Мама поняла меня. Я положила голову ей на колени, а она тихонько гладила меня по волосам. Ничто не отнимало у меня матери и раньше, но я с четырнадцати лет стала дикой и боялась всякого выражения чувства. Хорошо мне было в этот вечер с мамой. Должно быть, душа моя прощалась с родным домом. Каждая вещь в её комнатке запоминалась особенно ясно.

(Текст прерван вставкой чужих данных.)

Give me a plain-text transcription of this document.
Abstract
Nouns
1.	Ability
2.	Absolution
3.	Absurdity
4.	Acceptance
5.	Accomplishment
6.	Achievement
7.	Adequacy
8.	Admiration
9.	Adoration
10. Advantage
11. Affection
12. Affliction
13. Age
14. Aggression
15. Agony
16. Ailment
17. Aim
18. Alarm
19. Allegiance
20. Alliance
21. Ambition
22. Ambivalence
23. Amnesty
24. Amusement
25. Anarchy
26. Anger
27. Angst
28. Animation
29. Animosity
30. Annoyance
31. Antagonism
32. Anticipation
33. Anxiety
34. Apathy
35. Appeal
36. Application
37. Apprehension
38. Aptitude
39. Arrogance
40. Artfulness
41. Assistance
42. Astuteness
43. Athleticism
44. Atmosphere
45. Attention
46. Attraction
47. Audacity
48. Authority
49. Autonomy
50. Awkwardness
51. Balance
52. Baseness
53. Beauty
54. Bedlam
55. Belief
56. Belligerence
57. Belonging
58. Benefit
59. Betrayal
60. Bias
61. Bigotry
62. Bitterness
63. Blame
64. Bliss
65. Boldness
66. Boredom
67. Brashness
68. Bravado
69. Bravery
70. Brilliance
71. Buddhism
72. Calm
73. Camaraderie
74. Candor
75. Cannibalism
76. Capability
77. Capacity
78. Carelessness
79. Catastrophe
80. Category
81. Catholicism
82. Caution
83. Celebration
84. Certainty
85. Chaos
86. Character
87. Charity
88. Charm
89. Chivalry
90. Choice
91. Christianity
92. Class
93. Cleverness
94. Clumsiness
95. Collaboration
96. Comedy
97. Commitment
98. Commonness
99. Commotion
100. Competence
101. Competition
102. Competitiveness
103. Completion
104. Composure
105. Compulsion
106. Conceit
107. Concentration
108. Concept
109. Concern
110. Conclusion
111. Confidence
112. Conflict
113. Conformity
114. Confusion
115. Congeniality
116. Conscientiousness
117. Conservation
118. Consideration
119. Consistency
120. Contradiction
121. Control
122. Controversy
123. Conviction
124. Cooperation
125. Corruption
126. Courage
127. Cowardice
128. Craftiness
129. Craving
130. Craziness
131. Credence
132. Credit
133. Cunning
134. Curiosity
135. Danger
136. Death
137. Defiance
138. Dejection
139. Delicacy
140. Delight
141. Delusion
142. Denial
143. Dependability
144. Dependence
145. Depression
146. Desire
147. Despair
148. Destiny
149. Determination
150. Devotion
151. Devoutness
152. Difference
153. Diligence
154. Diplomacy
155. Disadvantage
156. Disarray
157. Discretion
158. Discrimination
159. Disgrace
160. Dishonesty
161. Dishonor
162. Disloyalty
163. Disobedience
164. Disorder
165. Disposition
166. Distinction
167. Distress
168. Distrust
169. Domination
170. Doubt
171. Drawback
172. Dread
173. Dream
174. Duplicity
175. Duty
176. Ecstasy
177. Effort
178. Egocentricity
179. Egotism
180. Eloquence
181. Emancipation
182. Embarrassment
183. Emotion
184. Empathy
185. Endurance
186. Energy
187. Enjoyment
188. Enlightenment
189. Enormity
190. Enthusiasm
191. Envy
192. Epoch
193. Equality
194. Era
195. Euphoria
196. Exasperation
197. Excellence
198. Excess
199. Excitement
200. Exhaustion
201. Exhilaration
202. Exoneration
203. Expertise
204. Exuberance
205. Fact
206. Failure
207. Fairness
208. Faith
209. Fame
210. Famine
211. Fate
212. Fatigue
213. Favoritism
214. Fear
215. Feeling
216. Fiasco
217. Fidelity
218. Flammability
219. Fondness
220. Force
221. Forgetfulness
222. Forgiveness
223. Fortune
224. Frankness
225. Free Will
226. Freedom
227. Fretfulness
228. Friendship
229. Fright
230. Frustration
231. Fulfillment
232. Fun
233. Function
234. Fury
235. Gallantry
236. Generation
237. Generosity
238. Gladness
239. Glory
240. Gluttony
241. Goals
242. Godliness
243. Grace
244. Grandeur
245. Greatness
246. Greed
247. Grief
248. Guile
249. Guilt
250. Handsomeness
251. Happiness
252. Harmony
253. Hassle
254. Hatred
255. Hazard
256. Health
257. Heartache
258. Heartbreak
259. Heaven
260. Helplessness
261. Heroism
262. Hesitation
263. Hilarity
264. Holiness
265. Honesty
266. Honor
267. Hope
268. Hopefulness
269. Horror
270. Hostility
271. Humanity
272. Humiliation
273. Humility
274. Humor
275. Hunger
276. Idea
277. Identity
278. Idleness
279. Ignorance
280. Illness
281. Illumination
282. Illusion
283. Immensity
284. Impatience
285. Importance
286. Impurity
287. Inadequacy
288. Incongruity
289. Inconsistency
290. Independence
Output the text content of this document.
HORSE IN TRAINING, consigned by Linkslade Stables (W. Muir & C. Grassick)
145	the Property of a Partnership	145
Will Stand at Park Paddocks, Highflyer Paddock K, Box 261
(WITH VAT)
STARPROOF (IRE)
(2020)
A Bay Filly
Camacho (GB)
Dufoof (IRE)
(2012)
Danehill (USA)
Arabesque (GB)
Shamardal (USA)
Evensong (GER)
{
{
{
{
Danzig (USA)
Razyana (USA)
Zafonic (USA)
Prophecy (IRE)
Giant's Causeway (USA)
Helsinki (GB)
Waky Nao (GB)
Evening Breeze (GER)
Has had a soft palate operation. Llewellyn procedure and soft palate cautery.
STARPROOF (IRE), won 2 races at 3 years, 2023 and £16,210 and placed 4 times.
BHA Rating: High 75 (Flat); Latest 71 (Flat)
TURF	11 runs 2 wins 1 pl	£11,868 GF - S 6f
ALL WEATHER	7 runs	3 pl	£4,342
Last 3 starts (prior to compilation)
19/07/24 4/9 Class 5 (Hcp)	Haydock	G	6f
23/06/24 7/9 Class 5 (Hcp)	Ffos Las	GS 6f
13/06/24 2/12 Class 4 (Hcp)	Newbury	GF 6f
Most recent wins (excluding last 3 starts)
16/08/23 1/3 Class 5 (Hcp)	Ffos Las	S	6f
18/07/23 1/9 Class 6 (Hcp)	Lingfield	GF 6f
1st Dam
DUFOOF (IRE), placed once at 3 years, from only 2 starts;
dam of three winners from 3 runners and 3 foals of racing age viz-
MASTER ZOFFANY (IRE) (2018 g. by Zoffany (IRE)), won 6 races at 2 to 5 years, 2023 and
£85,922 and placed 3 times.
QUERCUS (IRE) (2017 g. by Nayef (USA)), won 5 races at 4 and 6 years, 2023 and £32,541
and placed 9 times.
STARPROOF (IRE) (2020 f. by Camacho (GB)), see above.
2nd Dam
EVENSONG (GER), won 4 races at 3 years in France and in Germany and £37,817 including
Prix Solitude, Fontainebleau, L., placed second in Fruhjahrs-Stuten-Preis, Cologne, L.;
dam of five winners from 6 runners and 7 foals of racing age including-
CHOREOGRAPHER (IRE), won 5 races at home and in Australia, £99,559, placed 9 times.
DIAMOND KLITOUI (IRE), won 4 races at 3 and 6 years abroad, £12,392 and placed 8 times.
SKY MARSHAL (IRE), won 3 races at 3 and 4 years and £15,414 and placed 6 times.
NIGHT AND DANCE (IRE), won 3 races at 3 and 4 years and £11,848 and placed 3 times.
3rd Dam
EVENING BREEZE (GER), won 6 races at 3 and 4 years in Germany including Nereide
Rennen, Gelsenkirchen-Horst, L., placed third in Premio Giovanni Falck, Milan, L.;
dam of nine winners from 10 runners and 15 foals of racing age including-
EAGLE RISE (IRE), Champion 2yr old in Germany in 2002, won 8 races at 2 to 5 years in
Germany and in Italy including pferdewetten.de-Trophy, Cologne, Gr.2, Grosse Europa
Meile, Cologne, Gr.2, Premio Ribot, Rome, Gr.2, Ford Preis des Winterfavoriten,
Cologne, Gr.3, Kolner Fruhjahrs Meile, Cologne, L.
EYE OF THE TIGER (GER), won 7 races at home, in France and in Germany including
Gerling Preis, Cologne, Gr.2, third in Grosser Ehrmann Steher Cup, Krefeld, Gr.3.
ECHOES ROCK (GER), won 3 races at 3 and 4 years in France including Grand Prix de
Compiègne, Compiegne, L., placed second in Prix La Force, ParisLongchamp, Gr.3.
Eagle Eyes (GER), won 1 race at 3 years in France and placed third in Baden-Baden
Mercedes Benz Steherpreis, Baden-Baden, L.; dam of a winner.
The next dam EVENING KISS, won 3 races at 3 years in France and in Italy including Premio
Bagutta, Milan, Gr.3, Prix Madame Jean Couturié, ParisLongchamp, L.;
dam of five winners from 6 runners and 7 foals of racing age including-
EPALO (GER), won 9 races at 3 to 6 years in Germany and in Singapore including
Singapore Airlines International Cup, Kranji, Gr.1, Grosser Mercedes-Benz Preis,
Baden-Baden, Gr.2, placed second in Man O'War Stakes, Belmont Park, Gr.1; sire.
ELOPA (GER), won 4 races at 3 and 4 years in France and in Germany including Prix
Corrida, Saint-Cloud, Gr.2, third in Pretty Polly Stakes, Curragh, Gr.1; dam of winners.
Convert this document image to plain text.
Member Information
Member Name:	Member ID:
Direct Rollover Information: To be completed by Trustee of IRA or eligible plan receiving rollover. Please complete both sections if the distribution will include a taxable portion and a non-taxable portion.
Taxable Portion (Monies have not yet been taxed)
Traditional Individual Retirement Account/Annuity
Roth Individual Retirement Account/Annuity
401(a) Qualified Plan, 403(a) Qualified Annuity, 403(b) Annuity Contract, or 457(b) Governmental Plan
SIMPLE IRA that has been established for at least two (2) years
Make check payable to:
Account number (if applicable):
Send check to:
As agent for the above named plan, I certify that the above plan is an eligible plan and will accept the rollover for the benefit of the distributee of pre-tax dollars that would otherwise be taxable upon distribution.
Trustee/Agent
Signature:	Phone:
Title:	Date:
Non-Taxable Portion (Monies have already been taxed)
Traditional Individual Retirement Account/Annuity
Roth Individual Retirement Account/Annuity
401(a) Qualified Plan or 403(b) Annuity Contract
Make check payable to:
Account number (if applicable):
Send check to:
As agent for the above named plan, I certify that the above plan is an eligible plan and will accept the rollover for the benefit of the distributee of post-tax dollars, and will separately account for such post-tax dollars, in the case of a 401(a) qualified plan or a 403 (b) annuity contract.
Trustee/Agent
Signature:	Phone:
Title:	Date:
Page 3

Огромные связки грибов в углу, выцветшие фотографии в круглых деревянных рамочках, оклеенный золотой бумагой артос перед потемневшими иконами, — всё это теперь кажется особенным, единственным в своём роде, а тогда казалось ненужным и неинтересным.

IV

Я уехала через два дня. У тёти не было детей, и она приняла меня так радостно, как я не ожидала. Немного отдохнув, я начала осматривать город и каждый день находила что-нибудь новое, очень интересное. Третьяковская галерея и театры меня очаровали.